Note that it’s assumed that the storage type used for P[i] can handle negative numbers. If this is not the case, we can still use the above scheme, but P would need to be packed and unpacked during writing and reading, respectively. For images in the range [0,1] this means that data can be packed using P’[i] = P[i] * 0.5 + 0.5, and be unpacked using P[i] = P[i]’ * 2 – 1.

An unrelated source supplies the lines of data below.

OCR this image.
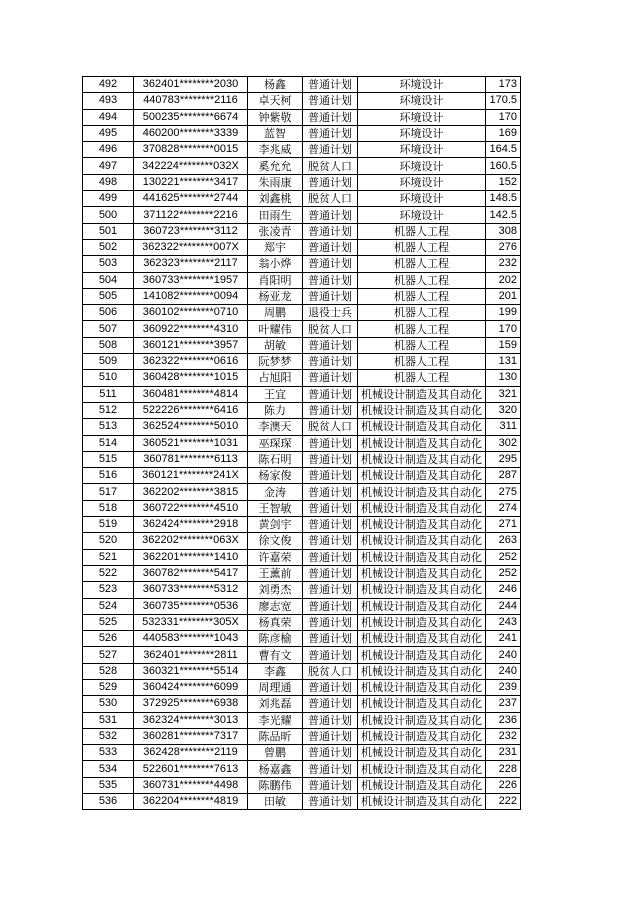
492	362401********2030	杨鑫	普通计划	环境设计	173
493	440783********2116	卓天柯	普通计划	环境设计	170.5
494	500235********6674	钟紫敬	普通计划	环境设计	170
495	460200********3339	蓝智	普通计划	环境设计	169
496	370828********0015	李兆威	普通计划	环境设计	164.5
497	342224********032X	奚允允	脱贫人口	环境设计	160.5
498	130221********3417	朱雨康	普通计划	环境设计	152
499	441625********2744	刘鑫桃	脱贫人口	环境设计	148.5
500	371122********2216	田雨生	普通计划	环境设计	142.5
501	360723********3112	张凌青	普通计划	机器人工程	308
502	362322********007X	郑宇	普通计划	机器人工程	276
503	362323********2117	翁小烨	普通计划	机器人工程	232
504	360733********1957	肖阳明	普通计划	机器人工程	202
505	141082********0094	杨亚龙	普通计划	机器人工程	201
506	360102********0710	周鹏	退役士兵	机器人工程	199
507	360922********4310	叶耀伟	脱贫人口	机器人工程	170
508	360121********3957	胡敏	普通计划	机器人工程	159
509	362322********0616	阮梦梦	普通计划	机器人工程	131
510	360428********1015	占旭阳	普通计划	机器人工程	130
511	360481********4814	王宜	普通计划	机械设计制造及其自动化	321
512	522226********6416	陈力	普通计划	机械设计制造及其自动化	320
513	362524********5010	李澳天	脱贫人口	机械设计制造及其自动化	311
514	360521********1031	巫琛琛	普通计划	机械设计制造及其自动化	302
515	360781********6113	陈石明	普通计划	机械设计制造及其自动化	295
516	360121********241X	杨家俊	普通计划	机械设计制造及其自动化	287
517	362202********3815	金涛	普通计划	机械设计制造及其自动化	275
518	360722********4510	王智敏	普通计划	机械设计制造及其自动化	274
519	362424********2918	黄剑宇	普通计划	机械设计制造及其自动化	271
520	362202********063X	徐文俊	普通计划	机械设计制造及其自动化	263
521	362201********1410	许嘉荣	普通计划	机械设计制造及其自动化	252
522	360782********5417	王薰前	普通计划	机械设计制造及其自动化	252
523	360733********5312	刘勇杰	普通计划	机械设计制造及其自动化	246
524	360735********0536	廖志宽	普通计划	机械设计制造及其自动化	244
525	532331********305X	杨真荣	普通计划	机械设计制造及其自动化	243
526	440583********1043	陈彦榆	普通计划	机械设计制造及其自动化	241
527	362401********2811	曹有文	普通计划	机械设计制造及其自动化	240
528	360321********5514	李鑫	脱贫人口	机械设计制造及其自动化	240
529	360424********6099	周理通	普通计划	机械设计制造及其自动化	239
530	372925********6938	刘兆磊	普通计划	机械设计制造及其自动化	237
531	362324********3013	李光耀	普通计划	机械设计制造及其自动化	236
532	360281********7317	陈品昕	普通计划	机械设计制造及其自动化	232
533	362428********2119	曾鹏	普通计划	机械设计制造及其自动化	231
534	522601********7613	杨嘉鑫	普通计划	机械设计制造及其自动化	228
535	360731********4498	陈鹏伟	普通计划	机械设计制造及其自动化	226
536	362204********4819	田敏	普通计划	机械设计制造及其自动化	222
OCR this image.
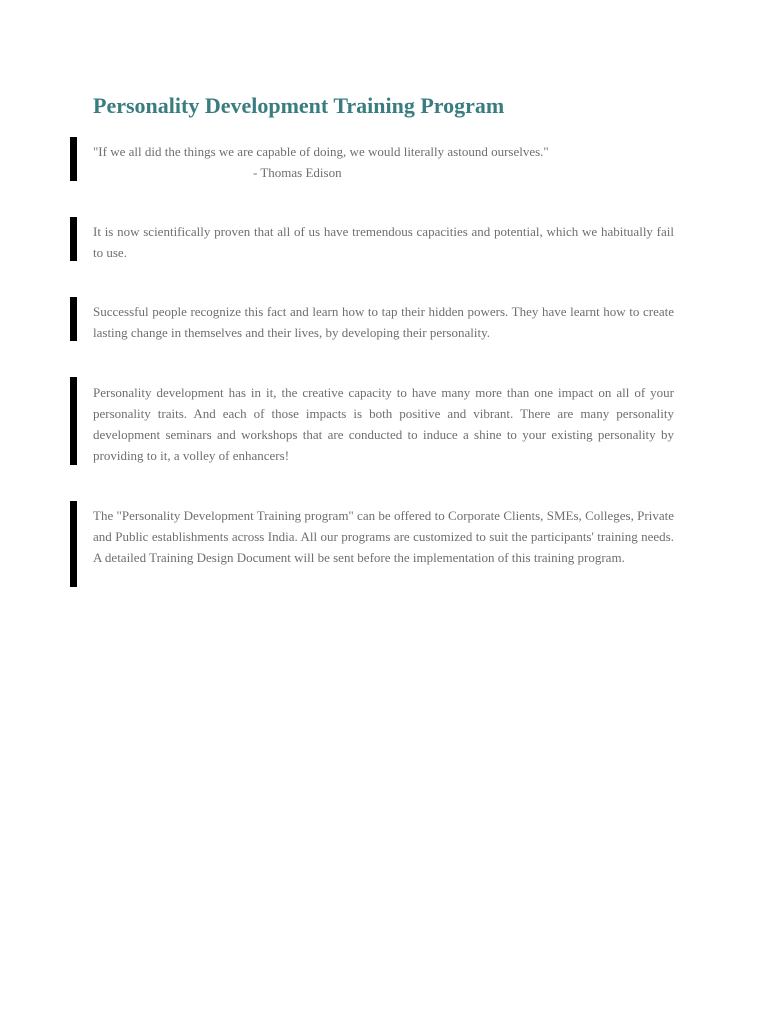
Personality Development Training Program

"If we all did the things we are capable of doing, we would literally astound ourselves."
- Thomas Edison

It is now scientifically proven that all of us have tremendous capacities and potential, which we habitually fail to use.

Successful people recognize this fact and learn how to tap their hidden powers. They have learnt how to create lasting change in themselves and their lives, by developing their personality.

Personality development has in it, the creative capacity to have many more than one impact on all of your personality traits. And each of those impacts is both positive and vibrant. There are many personality development seminars and workshops that are conducted to induce a shine to your existing personality by providing to it, a volley of enhancers!

The "Personality Development Training program" can be offered to Corporate Clients, SMEs, Colleges, Private and Public establishments across India. All our programs are customized to suit the participants' training needs. A detailed Training Design Document will be sent before the implementation of this training program.
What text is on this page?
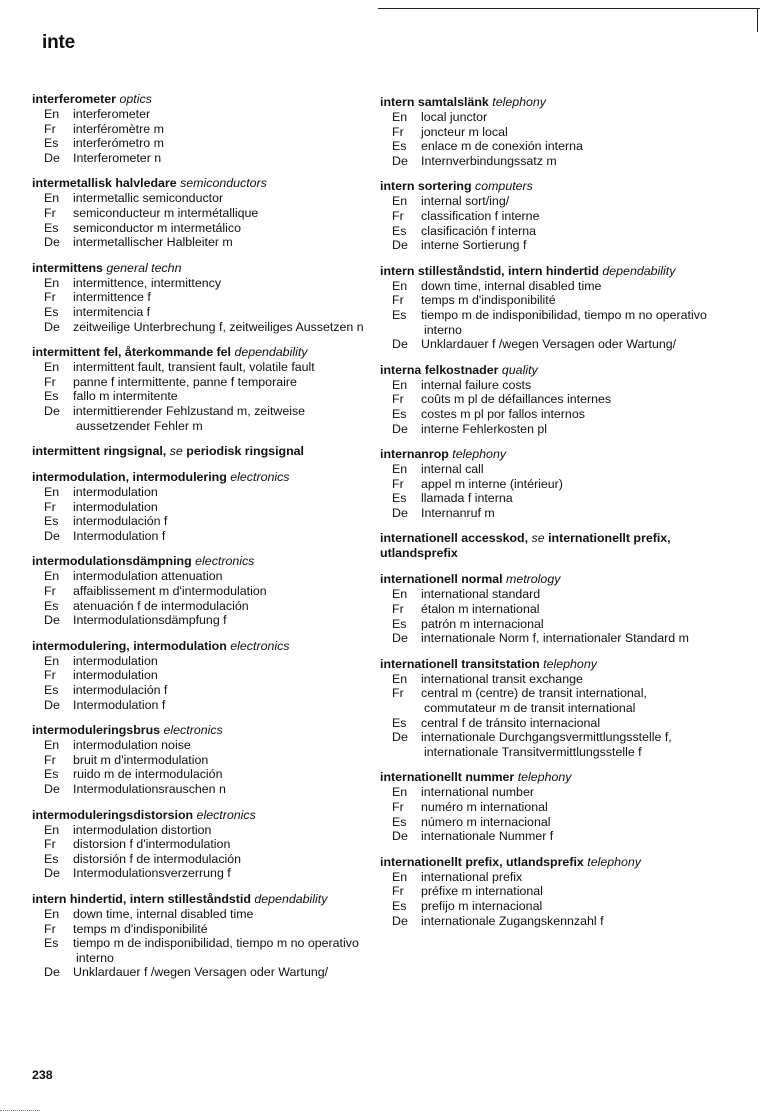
inte
interferometer optics
En interferometer
Fr interféromètre m
Es interferómetro m
De Interferometer n
intermetallisk halvledare semiconductors
En intermetallic semiconductor
Fr semiconducteur m intermétallique
Es semiconductor m intermetálico
De intermetallischer Halbleiter m
intermittens general techn
En intermittence, intermittency
Fr intermittence f
Es intermitencia f
De zeitweilige Unterbrechung f, zeitweiliges Aussetzen n
intermittent fel, återkommande fel dependability
En intermittent fault, transient fault, volatile fault
Fr panne f intermittente, panne f temporaire
Es fallo m intermitente
De intermittierender Fehlzustand m, zeitweise aussetzender Fehler m
intermittent ringsignal, se periodisk ringsignal
intermodulation, intermodulering electronics
En intermodulation
Fr intermodulation
Es intermodulación f
De Intermodulation f
intermodulationsdämpning electronics
En intermodulation attenuation
Fr affaiblissement m d'intermodulation
Es atenuación f de intermodulación
De Intermodulationsdämpfung f
intermodulering, intermodulation electronics
En intermodulation
Fr intermodulation
Es intermodulación f
De Intermodulation f
intermoduleringsbrus electronics
En intermodulation noise
Fr bruit m d'intermodulation
Es ruido m de intermodulación
De Intermodulationsrauschen n
intermoduleringsdistorsion electronics
En intermodulation distortion
Fr distorsion f d'intermodulation
Es distorsión f de intermodulación
De Intermodulationsverzerrung f
intern hindertid, intern stilleståndstid dependability
En down time, internal disabled time
Fr temps m d'indisponibilité
Es tiempo m de indisponibilidad, tiempo m no operativo interno
De Unklardauer f /wegen Versagen oder Wartung/
intern samtalslänk telephony
En local junctor
Fr joncteur m local
Es enlace m de conexión interna
De Internverbindungssatz m
intern sortering computers
En internal sort/ing/
Fr classification f interne
Es clasificación f interna
De interne Sortierung f
intern stilleståndstid, intern hindertid dependability
En down time, internal disabled time
Fr temps m d'indisponibilité
Es tiempo m de indisponibilidad, tiempo m no operativo interno
De Unklardauer f /wegen Versagen oder Wartung/
interna felkostnader quality
En internal failure costs
Fr coûts m pl de défaillances internes
Es costes m pl por fallos internos
De interne Fehlerkosten pl
internanrop telephony
En internal call
Fr appel m interne (intérieur)
Es llamada f interna
De Internanruf m
internationell accesskod, se internationellt prefix, utlandsprefix
internationell normal metrology
En international standard
Fr étalon m international
Es patrón m internacional
De internationale Norm f, internationaler Standard m
internationell transitstation telephony
En international transit exchange
Fr central m (centre) de transit international, commutateur m de transit international
Es central f de tránsito internacional
De internationale Durchgangsvermittlungsstelle f, internationale Transitvermittlungsstelle f
internationellt nummer telephony
En international number
Fr numéro m international
Es número m internacional
De internationale Nummer f
internationellt prefix, utlandsprefix telephony
En international prefix
Fr préfixe m international
Es prefijo m internacional
De internationale Zugangskennzahl f
238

Because a higher-dimensional Catmull-Rom kernel is separable into the tensor product of one-dimensional kernels, the weights for the 2D case are simply the tensor product of the 1D weights calculated separately for the two dimensions. As the sign-flipping rules are solely based on the weight calculations, these rules can be extended to 2D just as easily. Hence, 2D control points should be modified beforehand by pre-multiplying them by $(-1)^(i+j)$ instead of $(-1)^i$, where $i$ and $j$ is the column and row index, respectively. And likewise, to conditionally flip the sign of the interpolated 2D output, the weighted sum of the (now four) bilinear lookups should be multiplied by $(1-2*\textrm{floor}(u-2*\textrm{floor}(u/2)))*(1-2*\textrm{floor}(v-2*\textrm{floor}(v/2)))$ instead of $1-2*\textrm{floor}(u-2*\textrm{floor}(u/2))$, where $u$ and $v$ form the interpolation coordinate. Doing so introduces a checkerboard pattern of sign flips applied both to the 2D input and the output. For the 3D case and up, the same principles apply.

A full (and further optimized) implementation of the 2D case is shown below. This has been written in the GLSL (ES) shader language, and is the same implementation as used in the ShaderToy example at https://www.shadertoy.com/view/4tyGDD.

vec4 SampleTextureBilinearlyAndUnpack(sampler2D tex, vec2 uv)
{
vec4 sample = texture2D(tex, uv, 0.0);
#ifdef PACK_SIGNED_TO_UNSIGNED
sample = 2.0 * sample - 1.0;
#endif // PACK_SIGNED_TO_UNSIGNED
return sample;
}

vec4 SampleTextureCatmullRom4Samples(sampler2D tex, vec2 uv, vec2 texSize)
{
// Based on the standard Catmull-Rom spline: w1*C1+w2*C2+w3*C3+w4*C4, where
// w1 = ((-0.5*f + 1.0)*f - 0.5)*f, w2 = (1.5*f - 2.5)*f*f + 1.0,
// w3 = ((-1.5*f + 2.0)*f + 0.5)*f and w4 = (0.5*f - 0.5)*f*f with f as the
// normalized interpolation position between C2 (at f=0) and C3 (at f=1).

// half_f is a sort of sub-pixelquad fraction, -1 <= half_f < 1.
vec2 half_f     = 2.0 * fract(0.5 * uv * texSize - 0.25) - 1.0;

// f is the regular sub-pixel fraction, 0 <= f < 1. This is equivalent to
// fract(uv * texSize - 0.5), but based on half_f to prevent rounding issues.
vec2 f          = fract(half_f);

vec2 s1 	    = ( 0.5 * f - 0.5) * f;            // = w1 / (1 - f)
vec2 s12        = (-2.0 * f + 1.5) * f + 1.0;      // = (w2 - w1) / (1 - f)
vec2 s34        = ( 2.0 * f - 2.5) * f - 0.5;      // = (w4 - w3) / f

// positions is equivalent to: (floor(uv * texSize - 0.5).xyxy + 0.5 +
// vec4(-1.0 + w2 / (w2 - w1), 1.0 + w4 / (w4 - w3))) / texSize.xyxy.
vec4 positions  = vec4((-f * s12 + s1      ) / (texSize * s12) + uv,
(-f * s34 + s1 + s34) / (texSize * s34) + uv);

// Determine if the output needs to be sign-flipped. Equivalent to .x*.y of
// (1.0 - 2.0 * floor(t - 2.0 * floor(0.5 * t))), where t is uv * texSize - 0.5.
float sign_flip = half_f.x * half_f.y > 0.0 ? 1.0 : -1.0;

vec4 w 		    = vec4(-f * s12 + s12, s34 * f); // = (w2 - w1, w4 - w3)
vec4 weights    = vec4(w.xz * (w.y * sign_flip), w.xz * (w.w * sign_flip));

return SampleTextureBilinearlyAndUnpack(tex, positions.xy) * weights.x +
SampleTextureBilinearlyAndUnpack(tex, positions.zy) * weights.y +
SampleTextureBilinearlyAndUnpack(tex, positions.xw) * weights.z +
SampleTextureBilinearlyAndUnpack(tex, positions.zw) * weights.w;
}